After coming up short at the capitol for more than a decade, backers of a Minnesota equal rights amendment view 2024 as their moment. Lawmakers and supporters are tweaking a proposed addition to Minnesota’s Constitution to address new concerns around equality. That has meant explicitly spelling out rights to pregnancy and pregnancy outcomes, though authoring groups have not formally agreed to the final draft.
The result could yield the most expansive equal rights policy in the country. Advocates say the change is critical in this political moment, while opponents say it’s a Trojan horse that could come with unintended consequences.
“Minnesotans value freedom. We value our reproductive freedom, and we value our rights. And that’s what this new language reflects,” said Betty Folliard, founder of ERA Minnesota.
Last year, state lawmakers approved a resolution directing Congress to ratify the Equal Rights Amendment to the U.S. Constitution. While supporters consider that a step forward, they’re pressing DFL leaders to bring a state version before voters as soon as this fall.
In 2023, the Minnesota Senate passed the bill that would let voters decide a constitutional amendment guaranteeing equal rights no matter someone’s race, color, creed, sex, sexual orientation, gender identity or expression, age, disability, ancestry or national origin.
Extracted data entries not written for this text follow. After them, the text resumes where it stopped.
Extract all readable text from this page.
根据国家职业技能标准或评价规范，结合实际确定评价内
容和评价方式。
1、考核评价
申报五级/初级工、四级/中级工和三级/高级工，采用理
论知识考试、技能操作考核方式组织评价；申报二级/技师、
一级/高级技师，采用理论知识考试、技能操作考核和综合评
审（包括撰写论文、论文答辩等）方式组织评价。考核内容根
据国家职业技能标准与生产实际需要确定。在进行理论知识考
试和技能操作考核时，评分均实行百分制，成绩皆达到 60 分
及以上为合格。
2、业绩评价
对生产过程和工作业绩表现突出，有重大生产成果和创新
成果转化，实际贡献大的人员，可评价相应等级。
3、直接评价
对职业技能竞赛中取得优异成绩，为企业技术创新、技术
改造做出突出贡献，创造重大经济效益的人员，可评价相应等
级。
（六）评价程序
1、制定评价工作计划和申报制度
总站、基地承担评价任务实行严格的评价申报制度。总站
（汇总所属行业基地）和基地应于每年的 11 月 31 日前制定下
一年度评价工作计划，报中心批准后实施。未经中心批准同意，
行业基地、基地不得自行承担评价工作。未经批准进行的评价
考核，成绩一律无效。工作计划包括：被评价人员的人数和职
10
But the House didn’t take it up for a vote.
In the months since, ERA Minnesota, along with civil rights, reproductive health and other groups have been working on the amendment. They’ve added provisions to include protections for people seeking abortions and gender-affirming care in Minnesota.
While some Republicans backed the amendment in its original form, GOP leaders said that rolling in additional provisions would likely make the effort partisan.
“A statewide constitutional amendment should unite people, not divide them,” said Senate Minority Leader Mark Johnson, R-East Grand Forks. “Stitching every issue into one Frankenstein ballot question is divisive and political, and it will come back to haunt them. Minnesotans value consensus and it’s unfair and inappropriate to engage in such brazen political gamesmanship with the state constitution.”